There may be other categories of DNA sequences that have other functions, but right now I can't think of any. Therefore, this is how I intend to teach the concept of a "gene" to my students at Cornell from now on.

So much for the Beadle/Tatum "one gene, one enzyme" model, eh? And the classical Mendelian definition of "one gene, one phenotypic trait" is no longer viable as well...

I am glad to see someone is worrying about the definition of the gene. I feel the gene is such a weak concept that it should not be treated as the basis of evolutionary theory. My approach, which I call bioepistemic evolution, is to regard data as fundamental to evolution and to define the gene in terms of data.
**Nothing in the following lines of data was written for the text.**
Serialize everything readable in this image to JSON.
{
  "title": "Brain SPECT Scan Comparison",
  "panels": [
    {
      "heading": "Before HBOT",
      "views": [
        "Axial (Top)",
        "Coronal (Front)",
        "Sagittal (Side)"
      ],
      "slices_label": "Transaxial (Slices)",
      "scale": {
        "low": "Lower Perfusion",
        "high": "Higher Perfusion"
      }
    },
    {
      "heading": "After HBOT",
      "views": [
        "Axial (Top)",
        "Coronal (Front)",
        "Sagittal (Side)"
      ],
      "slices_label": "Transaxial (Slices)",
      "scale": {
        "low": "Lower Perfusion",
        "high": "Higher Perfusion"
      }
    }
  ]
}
Thus, I have offered the following definition of the gene :-

Genes are subsets of the data set defined by the nucleotide sequence of DNA. To qualify as a gene, the data subset must be so formatted that it can be interpreted by an organism into a distinct biochemical activity. An important implication of this definition is that, because biochemical activities are distinct and chemically separable from other such activities, genes may become manifest as distinct and distinguishable, biological phenotypes.

I would like to refine this definition of the gene to maximise its generality and would like to hear any critiques.

Sincerely

John Hewitt

Didn't we just hear that at least some non-gene sequences code for RNA that inhibits some gene expression? The idea is that this can fine-tune how the gene is used. It seems odd that the cell would create a protien, then use RNA to destroy it. But, the idea is that this is much more repsonsive than other techniques.

I'm not an expert. I thought genes were protien coding regions.

We have always had a working definition of 'planet'. Basically anything that moves in the sky is one. There are seven, named after the days of the week. The Sun, Moon, Mars, Venus, Jupiter, Mercury, Saturn.

When the nature of these objects became apparent, the Sun got kicked out for fusion. The Earth got added when it was discovered that it also orbits the Sun. The Moon got kicked out when it was discovered that things orbit other planets.

What we need now is a lower bound and upper bound for the size of planets. The lower bound is arbitrary. So, they picked up on this idea that planets are round. The upper bound is also arbitrary. So, they picked up on this fusion thing. Any bigger, and you're a star. The rest is politics.

Moons also need a lower limit on size. Some say that Jupiter has four moons, and other junk orbiting it. Others say that Saturn has billions of moons (ring particles).